The other day, a friend used the phrase, “In like Flint.” I corrected him by saying the expression was actually, “In like Flynn.” Well, we decided, it depends on your age. He claimed the term came from the 1967 movie of the same name starring James Coburn. My recollection is that the term referred to Errol (do you know who I am talking about?) Flynn, who was a swordsman on screen and off.
We use phases readily without knowing (or caring) about their origins. I, however, find it fun to learn the genesis of commonly used groups of words. Some examples:
In the driver’s seat. This term, implying complete control, one might assume alludes to the control of an automobile. In fact, the phrase is more than 400 years old and refers to drivers driving horses or oxen.
There is a proverb, In the land of the blind, the one-eyed man is king. Word authority Robert Hendrickson says that after a search of history he could find no one-eyed king. However, there has been a one-eyed U.S. President. If you don’t know who that was, keep reading. Hint: it was the 26th President.
Know which side one’s bread is buttered on, of course, means what’s in your own best interest. That’s been around since John Heywood said it in Proverbs and Epigrams in 1562. I don’t know of a more modern adaptation.
Nose out of joint. I have always thought, wrongly as it turns out, that this meant that someone was distressed or upset. Not so, according to Word and Phrase Origins, which states that the term means to humiliate a conceited person.
Pull the wool over one’s eyes. This familiar expression’s origin has nothing to do with sheep. It is actually a 19th century English term that refers to the large wigs that were the fashion of the day. Wool was a joking term for hair, so when a clever lawyer tricked a judge, he said. “I pulled the wool over his eyes.”

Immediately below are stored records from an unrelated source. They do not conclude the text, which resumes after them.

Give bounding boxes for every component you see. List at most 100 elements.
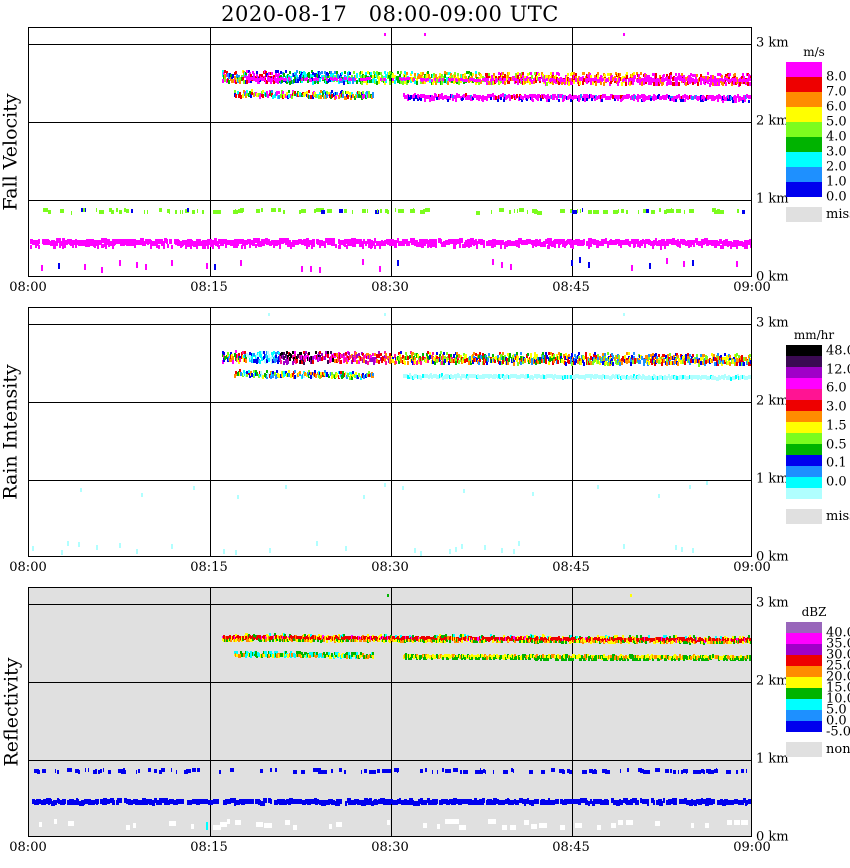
data-pixel <box>200 241 203 247</box>
data-pixel <box>275 73 278 78</box>
data-pixel <box>457 75 460 80</box>
data-pixel <box>60 550 63 556</box>
data-pixel <box>328 75 331 80</box>
data-pixel <box>250 77 253 81</box>
data-pixel <box>524 79 527 84</box>
data-pixel <box>336 92 339 96</box>
data-pixel <box>613 98 616 102</box>
data-pixel <box>604 76 607 81</box>
data-pixel <box>459 78 462 82</box>
data-pixel <box>551 75 554 80</box>
data-pixel <box>118 239 122 245</box>
data-pixel <box>148 239 152 245</box>
data-pixel <box>268 78 271 83</box>
data-pixel <box>278 245 281 249</box>
data-pixel <box>388 71 391 75</box>
data-pixel <box>610 79 613 84</box>
data-pixel <box>598 76 601 81</box>
data-pixel <box>431 74 434 79</box>
data-pixel <box>414 547 417 553</box>
data-pixel <box>448 549 451 555</box>
data-pixel <box>720 95 723 100</box>
panel-fall-velocity[interactable] <box>28 27 752 277</box>
data-pixel <box>417 74 420 79</box>
data-pixel <box>378 72 381 76</box>
data-pixel <box>535 76 538 80</box>
data-pixel <box>515 94 518 99</box>
data-pixel <box>541 73 544 77</box>
data-pixel <box>664 245 667 250</box>
data-pixel <box>388 352 391 356</box>
data-pixel <box>645 209 649 214</box>
data-pixel <box>633 72 636 76</box>
data-pixel <box>356 80 359 85</box>
data-pixel <box>246 90 249 94</box>
data-pixel <box>75 243 78 248</box>
data-pixel <box>675 76 677 81</box>
data-pixel <box>524 96 527 101</box>
data-pixel <box>332 77 335 81</box>
data-pixel <box>412 93 415 98</box>
data-pixel <box>708 82 711 87</box>
panel-reflectivity[interactable] <box>28 587 752 837</box>
data-pixel <box>71 243 74 248</box>
data-pixel <box>373 80 376 85</box>
data-pixel <box>638 209 640 214</box>
panel-rain-intensity[interactable] <box>28 307 752 557</box>
data-pixel <box>407 96 410 100</box>
data-pixel <box>281 77 284 81</box>
data-pixel <box>650 97 653 101</box>
data-pixel <box>312 360 315 365</box>
data-pixel <box>402 77 405 81</box>
data-pixel <box>497 76 500 81</box>
data-pixel <box>444 74 447 79</box>
data-pixel <box>192 243 195 248</box>
data-pixel <box>479 94 482 99</box>
data-pixel <box>508 98 511 102</box>
data-pixel <box>558 79 561 82</box>
data-pixel <box>622 96 625 101</box>
data-pixel <box>479 72 482 76</box>
data-pixel <box>315 73 318 78</box>
data-pixel <box>267 77 270 81</box>
data-pixel <box>711 207 716 212</box>
data-pixel <box>256 80 259 85</box>
data-pixel <box>709 94 712 99</box>
data-pixel <box>590 81 593 86</box>
data-pixel <box>315 77 318 81</box>
data-pixel <box>518 79 521 84</box>
data-pixel <box>730 96 733 101</box>
data-pixel <box>741 99 744 103</box>
data-pixel <box>270 77 273 82</box>
data-pixel <box>556 80 559 85</box>
data-pixel <box>97 244 100 249</box>
data-pixel <box>124 239 127 245</box>
data-pixel <box>605 210 609 215</box>
data-pixel <box>367 77 370 81</box>
data-pixel <box>358 72 361 76</box>
data-pixel <box>614 95 617 100</box>
data-pixel <box>452 94 455 99</box>
data-pixel <box>417 95 420 100</box>
data-pixel <box>70 240 74 246</box>
data-pixel <box>432 98 435 102</box>
data-pixel <box>478 72 481 76</box>
vertical-gridline <box>572 308 573 556</box>
data-pixel <box>239 91 242 96</box>
data-pixel <box>596 79 599 84</box>
data-pixel <box>643 72 646 76</box>
data-pixel <box>361 75 364 80</box>
data-pixel <box>369 78 372 83</box>
panel-label-reflectivity: Reflectivity <box>0 657 22 767</box>
data-pixel <box>728 74 731 78</box>
data-pixel <box>746 72 749 76</box>
data-pixel <box>373 73 376 78</box>
data-pixel <box>351 210 353 215</box>
data-pixel <box>391 72 394 76</box>
vertical-gridline <box>210 588 211 836</box>
data-pixel <box>454 98 457 102</box>
data-pixel <box>430 74 433 79</box>
data-pixel <box>742 95 745 100</box>
data-pixel <box>47 209 51 214</box>
data-pixel <box>312 90 315 94</box>
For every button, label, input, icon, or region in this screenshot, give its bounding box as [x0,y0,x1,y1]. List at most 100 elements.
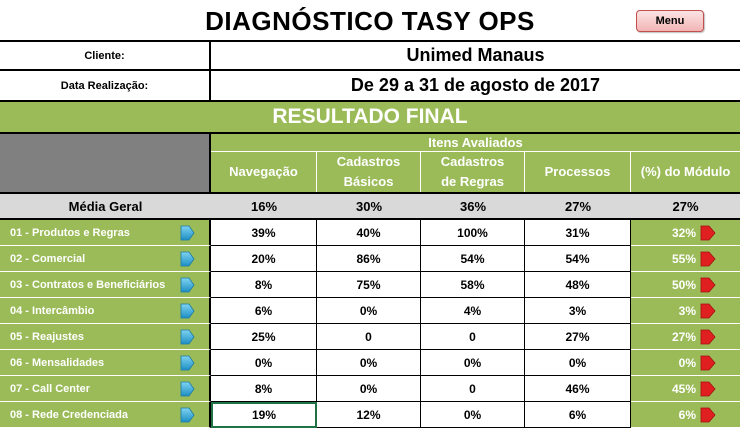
module-percent-cell: 3% [631,298,740,324]
date-row: Data Realização: De 29 a 31 de agosto de… [0,71,740,102]
module-name: 03 - Contratos e Beneficiários [0,272,211,298]
module-percent-cell: 55% [631,246,740,272]
media-value: 30% [355,198,383,214]
table-cell[interactable]: 0 [317,324,421,350]
module-percent: 27% [671,329,696,344]
red-right-arrow-icon[interactable] [700,251,716,267]
table-row: 05 - Reajustes 25% 0 0 27% 27% [0,324,740,350]
table-cell[interactable]: 54% [421,246,525,272]
table-cell[interactable]: 8% [211,272,317,298]
red-right-arrow-icon[interactable] [700,303,716,319]
table-cell[interactable]: 0% [211,350,317,376]
blue-right-arrow-icon[interactable] [179,329,195,345]
column-header-cadastros-regras: Cadastros de Regras [421,152,525,192]
table-cell[interactable]: 4% [421,298,525,324]
result-banner: RESULTADO FINAL [0,102,740,134]
red-right-arrow-icon[interactable] [700,355,716,371]
module-percent: 32% [671,225,696,240]
module-percent: 0% [678,355,696,370]
table-cell[interactable]: 3% [525,298,631,324]
module-percent-cell: 0% [631,350,740,376]
module-name: 05 - Reajustes [0,324,211,350]
table-cell[interactable]: 0% [525,350,631,376]
module-percent: 3% [678,303,696,318]
table-row: 03 - Contratos e Beneficiários 8% 75% 58% 48… [0,272,740,298]
column-header-modulo: (%) do Módulo [631,152,740,192]
table-cell[interactable]: 6% [211,298,317,324]
table-cell[interactable]: 12% [317,402,421,428]
blue-right-arrow-icon[interactable] [179,381,195,397]
table-row: 06 - Mensalidades 0% 0% 0% 0% 0% [0,350,740,376]
client-value[interactable]: Unimed Manaus [406,45,545,65]
module-percent-cell: 50% [631,272,740,298]
column-header-processos: Processos [525,152,631,192]
module-name: 07 - Call Center [0,376,211,402]
blue-right-arrow-icon[interactable] [179,225,195,241]
table-cell[interactable]: 40% [317,220,421,246]
blue-right-arrow-icon[interactable] [179,277,195,293]
module-percent: 50% [671,277,696,292]
table-cell[interactable]: 0% [317,298,421,324]
module-percent: 6% [678,407,696,422]
table-row: 08 - Rede Credenciada 19% 12% 0% 6% 6% [0,402,740,428]
module-percent: 55% [671,251,696,266]
table-cell[interactable]: 31% [525,220,631,246]
red-right-arrow-icon[interactable] [700,225,716,241]
header-corner [0,134,211,192]
media-value: 27% [564,198,592,214]
table-cell[interactable]: 19% [211,402,317,428]
column-header-cadastros-basicos: Cadastros Básicos [317,152,421,192]
media-value: 16% [250,198,278,214]
table-cell[interactable]: 0% [421,402,525,428]
red-right-arrow-icon[interactable] [700,381,716,397]
client-label: Cliente: [0,42,211,69]
client-row: Cliente: Unimed Manaus [0,42,740,71]
red-right-arrow-icon[interactable] [700,407,716,423]
module-name: 02 - Comercial [0,246,211,272]
module-percent-cell: 45% [631,376,740,402]
table-row: 02 - Comercial 20% 86% 54% 54% 55% [0,246,740,272]
blue-right-arrow-icon[interactable] [179,407,195,423]
media-geral-label: Média Geral [68,198,143,214]
table-cell[interactable]: 86% [317,246,421,272]
table-cell[interactable]: 0 [421,324,525,350]
table-cell[interactable]: 25% [211,324,317,350]
red-right-arrow-icon[interactable] [700,277,716,293]
table-cell[interactable]: 0% [421,350,525,376]
table-cell[interactable]: 27% [525,324,631,350]
title-bar: DIAGNÓSTICO TASY OPS Menu [0,0,740,42]
media-geral-row: Média Geral 16% 30% 36% 27% 27% [0,192,740,220]
table-cell[interactable]: 100% [421,220,525,246]
table-cell[interactable]: 0% [317,376,421,402]
table-cell[interactable]: 0% [317,350,421,376]
column-header-navegacao: Navegação [211,152,317,192]
table-cell[interactable]: 48% [525,272,631,298]
module-name: 06 - Mensalidades [0,350,211,376]
table-cell[interactable]: 6% [525,402,631,428]
blue-right-arrow-icon[interactable] [179,303,195,319]
table-cell[interactable]: 0 [421,376,525,402]
table-cell[interactable]: 75% [317,272,421,298]
table-cell[interactable]: 20% [211,246,317,272]
date-value[interactable]: De 29 a 31 de agosto de 2017 [350,75,601,95]
media-value: 27% [672,198,699,214]
module-percent-cell: 6% [631,402,740,428]
table-cell[interactable]: 46% [525,376,631,402]
module-name: 04 - Intercâmbio [0,298,211,324]
table-row: 04 - Intercâmbio 6% 0% 4% 3% 3% [0,298,740,324]
module-percent-cell: 32% [631,220,740,246]
table-cell[interactable]: 54% [525,246,631,272]
module-percent: 45% [671,381,696,396]
blue-right-arrow-icon[interactable] [179,251,195,267]
date-label: Data Realização: [0,71,211,100]
blue-right-arrow-icon[interactable] [179,355,195,371]
items-header: Itens Avaliados [211,134,740,152]
menu-button[interactable]: Menu [636,10,704,32]
red-right-arrow-icon[interactable] [700,329,716,345]
media-value: 36% [459,198,487,214]
table-row: 01 - Produtos e Regras 39% 40% 100% 31% 32% [0,220,740,246]
table-cell[interactable]: 39% [211,220,317,246]
table-cell[interactable]: 8% [211,376,317,402]
table-cell[interactable]: 58% [421,272,525,298]
module-percent-cell: 27% [631,324,740,350]
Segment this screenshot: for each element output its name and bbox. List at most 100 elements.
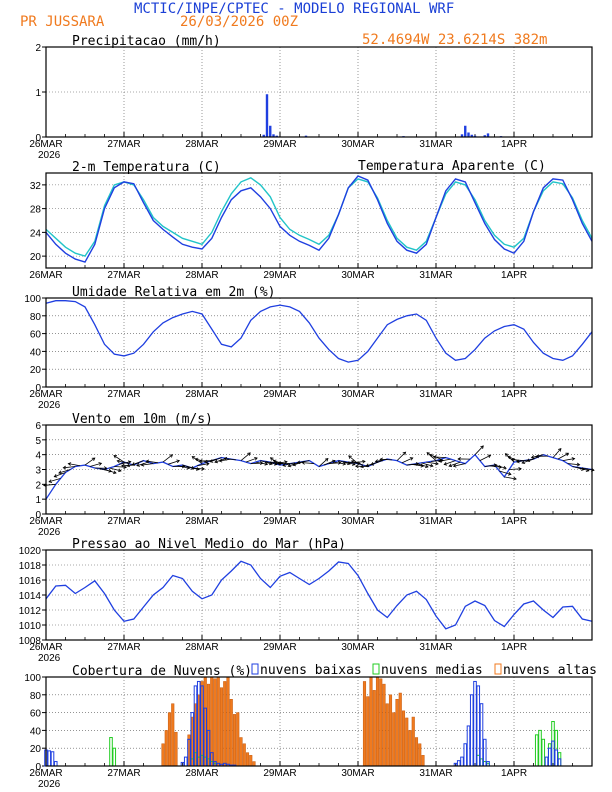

That and a nickel will get you a cup of coffee, is something my Dad said from time to time, sometimes about my ideas. Today, the phrase should be, That and three dollars and fifty cents will get you a cup of coffee (if you frequent Starbucks).
Popular phrases aren’t always accurate. For example, walk down the aisle is a common expression for getting married. If a bride were actually to walk down the aisle she would be walking along either side of the church. Where she walks is actually called the nave, but who cares!
Our one-eyed president was Theodore Roosevelt. You can look it up.